Я очень доволен тем, что весь в отца пошёл, хотя лоб больно.

…Это была первая драка, уцелевшая в моей памяти, с неё начинается длинный ряд более или менее эффектных побоищ, неукоснительно происходивших по два-три раза в нашей семье. Приходили пьяные дядья, били стёкла и физиономии деда и бабки, их тоже били, отправляли в полицию; что делили между собой мои родственники, я не знаю, но сражения, очень пугая меня сначала, – после зародили и во мне воинственные наклонности, побуждавшие меня вступать в бои и исчезавшие по мере наступления момента активного участия в сражении, заменяясь диким страхом.

Но однажды я не вытерпел.

Вспоминаю этот момент с удовольствием и с него веду историю развития моей самостоятельности и уважения к себе. Раз я гулял в саду и услыхал, как в комнате взвизгнула мать. В момент я был около её, – она стояла, загородившись столом, с тяжёлой пепельницей в руках и говорила стоявшему против её дяде Михаилу:

– Уйди, Мишка! Ты подлец, уйди, разобью голову!

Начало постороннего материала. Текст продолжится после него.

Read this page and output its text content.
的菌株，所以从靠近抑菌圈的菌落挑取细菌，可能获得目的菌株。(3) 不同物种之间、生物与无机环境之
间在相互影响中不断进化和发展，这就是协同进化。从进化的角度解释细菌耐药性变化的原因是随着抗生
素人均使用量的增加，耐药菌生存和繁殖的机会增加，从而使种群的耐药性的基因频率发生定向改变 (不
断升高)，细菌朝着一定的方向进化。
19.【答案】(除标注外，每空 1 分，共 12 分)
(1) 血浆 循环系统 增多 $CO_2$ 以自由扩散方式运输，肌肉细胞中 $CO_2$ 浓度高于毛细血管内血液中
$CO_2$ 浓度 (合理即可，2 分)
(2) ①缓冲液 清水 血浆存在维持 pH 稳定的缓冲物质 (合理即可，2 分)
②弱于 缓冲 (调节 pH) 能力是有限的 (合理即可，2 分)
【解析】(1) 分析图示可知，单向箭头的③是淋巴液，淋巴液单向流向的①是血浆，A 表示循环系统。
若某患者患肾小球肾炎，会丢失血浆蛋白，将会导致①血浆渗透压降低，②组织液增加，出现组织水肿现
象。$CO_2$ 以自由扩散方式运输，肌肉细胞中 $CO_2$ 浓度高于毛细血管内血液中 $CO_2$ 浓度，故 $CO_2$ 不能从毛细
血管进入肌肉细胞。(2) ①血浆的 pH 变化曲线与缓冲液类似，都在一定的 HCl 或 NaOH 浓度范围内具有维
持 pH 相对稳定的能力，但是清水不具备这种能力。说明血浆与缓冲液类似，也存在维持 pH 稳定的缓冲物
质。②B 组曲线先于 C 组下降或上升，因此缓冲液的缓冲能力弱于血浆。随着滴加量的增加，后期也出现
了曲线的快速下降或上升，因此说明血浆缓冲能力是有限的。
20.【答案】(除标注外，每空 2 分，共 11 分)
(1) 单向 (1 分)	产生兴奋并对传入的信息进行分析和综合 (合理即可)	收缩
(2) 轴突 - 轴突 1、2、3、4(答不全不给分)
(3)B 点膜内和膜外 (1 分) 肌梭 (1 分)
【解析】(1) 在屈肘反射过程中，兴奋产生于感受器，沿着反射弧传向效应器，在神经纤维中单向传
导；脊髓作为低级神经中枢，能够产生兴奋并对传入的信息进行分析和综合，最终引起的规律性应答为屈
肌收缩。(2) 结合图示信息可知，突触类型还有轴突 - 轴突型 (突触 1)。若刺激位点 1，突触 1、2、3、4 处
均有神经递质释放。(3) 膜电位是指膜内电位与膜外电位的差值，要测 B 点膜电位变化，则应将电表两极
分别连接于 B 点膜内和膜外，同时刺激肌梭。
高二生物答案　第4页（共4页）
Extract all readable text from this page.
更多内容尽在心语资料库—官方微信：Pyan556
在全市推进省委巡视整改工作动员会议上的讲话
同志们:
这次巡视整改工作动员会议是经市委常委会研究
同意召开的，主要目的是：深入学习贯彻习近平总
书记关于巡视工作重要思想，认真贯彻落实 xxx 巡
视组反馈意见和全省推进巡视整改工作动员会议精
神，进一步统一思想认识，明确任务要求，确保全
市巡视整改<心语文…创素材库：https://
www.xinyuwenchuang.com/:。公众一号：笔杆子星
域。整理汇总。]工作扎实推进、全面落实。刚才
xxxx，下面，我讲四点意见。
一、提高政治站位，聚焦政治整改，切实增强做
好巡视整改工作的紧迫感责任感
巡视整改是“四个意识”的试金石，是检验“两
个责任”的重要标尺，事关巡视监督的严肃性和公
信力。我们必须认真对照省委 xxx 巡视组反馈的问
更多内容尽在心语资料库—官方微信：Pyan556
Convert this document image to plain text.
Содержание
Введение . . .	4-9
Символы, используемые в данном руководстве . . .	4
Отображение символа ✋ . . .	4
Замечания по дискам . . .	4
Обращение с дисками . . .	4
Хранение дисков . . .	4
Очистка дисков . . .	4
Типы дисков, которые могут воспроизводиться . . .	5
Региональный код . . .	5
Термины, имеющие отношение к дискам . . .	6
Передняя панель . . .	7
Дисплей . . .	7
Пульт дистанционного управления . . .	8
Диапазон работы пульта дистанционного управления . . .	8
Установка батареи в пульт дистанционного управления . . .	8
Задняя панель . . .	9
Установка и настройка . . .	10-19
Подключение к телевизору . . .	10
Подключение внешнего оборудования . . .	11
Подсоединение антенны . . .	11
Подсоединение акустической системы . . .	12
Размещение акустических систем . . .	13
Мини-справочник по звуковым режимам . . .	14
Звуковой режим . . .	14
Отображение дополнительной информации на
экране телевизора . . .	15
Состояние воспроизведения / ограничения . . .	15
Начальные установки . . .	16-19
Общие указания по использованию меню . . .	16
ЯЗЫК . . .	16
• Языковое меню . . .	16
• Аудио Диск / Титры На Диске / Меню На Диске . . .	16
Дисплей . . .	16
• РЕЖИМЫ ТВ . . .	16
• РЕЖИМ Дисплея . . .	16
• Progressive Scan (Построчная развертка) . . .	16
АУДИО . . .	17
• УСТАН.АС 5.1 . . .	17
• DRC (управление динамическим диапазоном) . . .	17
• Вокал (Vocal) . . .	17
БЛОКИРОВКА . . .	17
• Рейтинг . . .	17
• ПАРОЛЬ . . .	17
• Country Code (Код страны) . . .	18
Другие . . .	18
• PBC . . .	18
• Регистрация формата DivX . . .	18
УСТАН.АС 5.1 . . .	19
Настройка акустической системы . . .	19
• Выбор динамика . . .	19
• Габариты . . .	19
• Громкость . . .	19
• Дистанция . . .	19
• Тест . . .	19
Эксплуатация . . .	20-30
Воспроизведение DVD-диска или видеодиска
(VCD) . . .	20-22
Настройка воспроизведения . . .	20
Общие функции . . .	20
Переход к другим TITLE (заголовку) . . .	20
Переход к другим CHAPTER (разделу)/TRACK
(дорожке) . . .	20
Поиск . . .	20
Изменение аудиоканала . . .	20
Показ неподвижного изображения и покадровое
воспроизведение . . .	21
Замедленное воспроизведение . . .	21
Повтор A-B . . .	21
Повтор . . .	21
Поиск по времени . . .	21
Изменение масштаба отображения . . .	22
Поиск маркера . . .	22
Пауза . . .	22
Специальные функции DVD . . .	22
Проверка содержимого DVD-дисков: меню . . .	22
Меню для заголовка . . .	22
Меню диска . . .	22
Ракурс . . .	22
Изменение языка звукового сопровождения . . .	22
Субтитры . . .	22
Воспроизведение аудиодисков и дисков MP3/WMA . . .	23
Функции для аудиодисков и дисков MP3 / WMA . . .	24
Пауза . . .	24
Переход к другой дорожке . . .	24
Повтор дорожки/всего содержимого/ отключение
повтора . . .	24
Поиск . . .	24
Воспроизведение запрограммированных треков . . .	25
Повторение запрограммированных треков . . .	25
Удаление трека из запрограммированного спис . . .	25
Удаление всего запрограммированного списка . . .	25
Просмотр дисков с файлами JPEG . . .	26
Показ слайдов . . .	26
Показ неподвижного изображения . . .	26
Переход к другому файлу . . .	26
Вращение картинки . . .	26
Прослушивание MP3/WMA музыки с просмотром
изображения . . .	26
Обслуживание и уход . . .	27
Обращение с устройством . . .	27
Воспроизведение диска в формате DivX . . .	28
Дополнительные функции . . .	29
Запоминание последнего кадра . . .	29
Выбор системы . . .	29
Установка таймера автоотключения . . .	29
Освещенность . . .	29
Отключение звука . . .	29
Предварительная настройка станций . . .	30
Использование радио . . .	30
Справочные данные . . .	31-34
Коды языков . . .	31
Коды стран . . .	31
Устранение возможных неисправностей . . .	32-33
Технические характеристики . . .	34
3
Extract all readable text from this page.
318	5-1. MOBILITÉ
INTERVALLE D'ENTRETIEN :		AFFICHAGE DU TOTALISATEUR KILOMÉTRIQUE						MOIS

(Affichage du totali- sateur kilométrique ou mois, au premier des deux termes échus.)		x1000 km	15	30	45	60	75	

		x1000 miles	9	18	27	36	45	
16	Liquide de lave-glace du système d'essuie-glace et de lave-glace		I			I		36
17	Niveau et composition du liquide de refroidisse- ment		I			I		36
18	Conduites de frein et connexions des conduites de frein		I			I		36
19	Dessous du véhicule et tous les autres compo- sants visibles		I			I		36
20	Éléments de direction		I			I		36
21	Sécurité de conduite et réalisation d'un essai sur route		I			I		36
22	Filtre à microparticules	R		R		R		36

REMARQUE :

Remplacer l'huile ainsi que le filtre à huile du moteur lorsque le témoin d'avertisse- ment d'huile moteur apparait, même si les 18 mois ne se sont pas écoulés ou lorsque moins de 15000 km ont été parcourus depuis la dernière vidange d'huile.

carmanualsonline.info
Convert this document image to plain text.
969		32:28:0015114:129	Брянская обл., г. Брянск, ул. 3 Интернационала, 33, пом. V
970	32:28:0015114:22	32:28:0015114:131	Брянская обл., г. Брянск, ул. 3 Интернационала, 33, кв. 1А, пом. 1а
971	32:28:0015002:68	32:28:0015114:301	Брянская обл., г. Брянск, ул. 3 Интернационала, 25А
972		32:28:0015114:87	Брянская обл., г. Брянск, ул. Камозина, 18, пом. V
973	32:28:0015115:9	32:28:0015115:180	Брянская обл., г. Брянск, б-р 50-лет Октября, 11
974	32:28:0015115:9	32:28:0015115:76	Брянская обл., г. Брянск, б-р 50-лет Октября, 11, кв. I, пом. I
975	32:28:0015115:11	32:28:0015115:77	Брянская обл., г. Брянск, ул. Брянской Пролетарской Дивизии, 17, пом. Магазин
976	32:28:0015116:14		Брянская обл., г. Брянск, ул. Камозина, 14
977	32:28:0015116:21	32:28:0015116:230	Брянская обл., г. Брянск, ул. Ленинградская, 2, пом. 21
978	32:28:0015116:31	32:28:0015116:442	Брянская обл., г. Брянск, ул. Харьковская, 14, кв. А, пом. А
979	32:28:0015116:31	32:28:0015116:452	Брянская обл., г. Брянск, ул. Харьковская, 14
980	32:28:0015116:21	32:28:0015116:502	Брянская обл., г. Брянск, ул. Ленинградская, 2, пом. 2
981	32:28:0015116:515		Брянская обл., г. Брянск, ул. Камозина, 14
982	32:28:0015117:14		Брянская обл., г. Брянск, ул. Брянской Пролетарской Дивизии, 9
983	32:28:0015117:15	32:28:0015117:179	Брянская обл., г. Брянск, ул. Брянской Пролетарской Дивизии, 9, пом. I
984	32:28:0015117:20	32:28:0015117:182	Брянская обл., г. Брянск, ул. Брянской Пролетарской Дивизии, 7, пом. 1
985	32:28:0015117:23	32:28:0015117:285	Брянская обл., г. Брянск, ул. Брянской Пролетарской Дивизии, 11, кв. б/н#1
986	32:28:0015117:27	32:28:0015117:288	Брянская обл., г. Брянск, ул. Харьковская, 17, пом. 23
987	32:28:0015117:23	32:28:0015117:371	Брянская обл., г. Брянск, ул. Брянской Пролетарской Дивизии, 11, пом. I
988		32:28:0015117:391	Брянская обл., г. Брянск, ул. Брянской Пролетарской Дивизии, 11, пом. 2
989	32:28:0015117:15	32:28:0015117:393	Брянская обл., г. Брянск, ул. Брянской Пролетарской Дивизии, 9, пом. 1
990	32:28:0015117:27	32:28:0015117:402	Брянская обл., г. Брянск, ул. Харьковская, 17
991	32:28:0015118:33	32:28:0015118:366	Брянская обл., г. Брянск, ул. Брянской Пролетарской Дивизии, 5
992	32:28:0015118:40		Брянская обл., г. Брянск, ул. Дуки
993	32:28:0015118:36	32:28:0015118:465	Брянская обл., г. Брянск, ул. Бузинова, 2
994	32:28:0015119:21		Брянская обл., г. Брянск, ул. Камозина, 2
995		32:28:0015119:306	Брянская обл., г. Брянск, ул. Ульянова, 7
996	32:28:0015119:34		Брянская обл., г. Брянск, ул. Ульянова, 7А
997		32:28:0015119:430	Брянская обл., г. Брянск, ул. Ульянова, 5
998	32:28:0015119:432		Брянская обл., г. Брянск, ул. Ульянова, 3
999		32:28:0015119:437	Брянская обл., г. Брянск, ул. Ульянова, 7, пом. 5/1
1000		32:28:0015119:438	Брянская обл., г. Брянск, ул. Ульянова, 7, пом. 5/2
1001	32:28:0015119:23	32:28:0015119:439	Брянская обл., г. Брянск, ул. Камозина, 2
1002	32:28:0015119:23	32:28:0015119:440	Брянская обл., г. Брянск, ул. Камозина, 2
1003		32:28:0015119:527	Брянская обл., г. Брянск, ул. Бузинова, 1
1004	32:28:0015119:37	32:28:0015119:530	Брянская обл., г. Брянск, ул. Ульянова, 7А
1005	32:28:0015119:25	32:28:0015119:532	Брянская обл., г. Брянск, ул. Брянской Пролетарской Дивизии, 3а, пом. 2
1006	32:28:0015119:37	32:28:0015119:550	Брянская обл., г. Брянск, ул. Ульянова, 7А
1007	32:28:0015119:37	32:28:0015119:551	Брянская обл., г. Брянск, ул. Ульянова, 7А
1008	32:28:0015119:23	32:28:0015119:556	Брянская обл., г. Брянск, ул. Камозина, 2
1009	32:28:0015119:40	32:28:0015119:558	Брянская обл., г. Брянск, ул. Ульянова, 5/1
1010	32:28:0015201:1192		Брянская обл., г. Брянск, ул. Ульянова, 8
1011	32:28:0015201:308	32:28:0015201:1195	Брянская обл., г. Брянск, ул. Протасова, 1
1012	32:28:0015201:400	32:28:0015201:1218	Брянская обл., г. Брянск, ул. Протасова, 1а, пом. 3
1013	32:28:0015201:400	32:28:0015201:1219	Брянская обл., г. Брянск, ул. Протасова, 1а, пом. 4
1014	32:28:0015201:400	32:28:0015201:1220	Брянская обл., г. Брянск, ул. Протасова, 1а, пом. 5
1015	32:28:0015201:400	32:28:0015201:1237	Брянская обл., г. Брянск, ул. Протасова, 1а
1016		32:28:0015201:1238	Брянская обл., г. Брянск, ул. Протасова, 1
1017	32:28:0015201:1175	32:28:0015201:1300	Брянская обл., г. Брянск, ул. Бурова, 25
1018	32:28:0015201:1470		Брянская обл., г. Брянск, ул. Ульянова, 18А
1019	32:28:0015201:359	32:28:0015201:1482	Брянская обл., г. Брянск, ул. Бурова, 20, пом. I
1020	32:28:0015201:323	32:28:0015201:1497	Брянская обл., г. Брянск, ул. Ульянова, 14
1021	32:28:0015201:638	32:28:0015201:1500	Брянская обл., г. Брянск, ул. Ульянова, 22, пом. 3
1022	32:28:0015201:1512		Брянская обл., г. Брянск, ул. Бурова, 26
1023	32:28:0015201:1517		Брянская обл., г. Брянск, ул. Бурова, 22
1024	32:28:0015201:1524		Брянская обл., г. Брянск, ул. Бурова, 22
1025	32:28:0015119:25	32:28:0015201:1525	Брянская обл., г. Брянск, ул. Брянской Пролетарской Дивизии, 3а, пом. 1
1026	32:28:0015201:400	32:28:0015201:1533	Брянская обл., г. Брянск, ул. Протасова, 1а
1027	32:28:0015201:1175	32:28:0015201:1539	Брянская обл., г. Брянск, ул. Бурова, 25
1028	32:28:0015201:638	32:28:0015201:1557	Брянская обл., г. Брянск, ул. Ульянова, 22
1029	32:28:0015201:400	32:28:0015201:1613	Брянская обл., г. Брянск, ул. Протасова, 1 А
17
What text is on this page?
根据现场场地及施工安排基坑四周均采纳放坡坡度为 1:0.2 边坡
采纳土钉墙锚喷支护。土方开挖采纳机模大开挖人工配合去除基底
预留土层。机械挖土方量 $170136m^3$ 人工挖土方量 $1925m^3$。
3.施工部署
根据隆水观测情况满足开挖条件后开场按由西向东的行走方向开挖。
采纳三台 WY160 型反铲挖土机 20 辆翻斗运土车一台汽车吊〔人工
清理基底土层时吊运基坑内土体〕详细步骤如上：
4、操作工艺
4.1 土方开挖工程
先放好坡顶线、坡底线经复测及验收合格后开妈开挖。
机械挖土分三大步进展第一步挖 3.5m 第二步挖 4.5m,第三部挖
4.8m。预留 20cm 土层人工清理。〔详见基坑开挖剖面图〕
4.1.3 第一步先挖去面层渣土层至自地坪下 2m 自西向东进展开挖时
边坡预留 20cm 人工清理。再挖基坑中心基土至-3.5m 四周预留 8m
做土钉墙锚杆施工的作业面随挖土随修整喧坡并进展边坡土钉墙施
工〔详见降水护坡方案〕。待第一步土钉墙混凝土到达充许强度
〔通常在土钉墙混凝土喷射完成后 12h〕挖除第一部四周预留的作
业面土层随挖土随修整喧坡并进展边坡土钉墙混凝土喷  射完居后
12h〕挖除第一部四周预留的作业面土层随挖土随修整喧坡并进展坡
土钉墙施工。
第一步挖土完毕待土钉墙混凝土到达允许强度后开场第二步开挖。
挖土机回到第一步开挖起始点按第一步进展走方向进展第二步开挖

– Врёшь, не уйду, пока не вздую! – шипит враг и, обходя стол, подвигается к ней. Она замахивается, но я в это время прыгаю и, охватив ногу дяди руками, с диким наслаждением и страхом крепко вонзаю зубы в его икру.

Происходит что-то отвратительно-страшное.

Вечером я прихожу в себя весь истолчённый и поломанный. Мать, бабушка, дед – все так ласково смеются, и дядя Яков, целуя меня, говорит:

– Герой ты у меня, Бутуз!

Я горд, счастлив, обнимаюсь со всеми, плачу и порю какую-то чепуху, заставляющую всех ещё сильнее смеяться, в чём они, конечно, не виноваты, ибо с давних пор люди хвалят и уважают друг друга за то, что достойно наказания. На другой день к вечеру я встал на ноги и уже предлагал двоюродному брату, старше меня, пойти со мной колотить кого ни то из уличных товарищей, и, когда он почему-то отказался от такого приятного предложения, я презрительно сказал ему:

– Ты – трус!

– Знаешь что? – говорит как-то раз мой двоюродный брат, сын дяди Якова, – знаешь что – в погребе много крашеных яиц, пойдём утащим их и продадим, и потом на деньги купим шоколаду и бабок?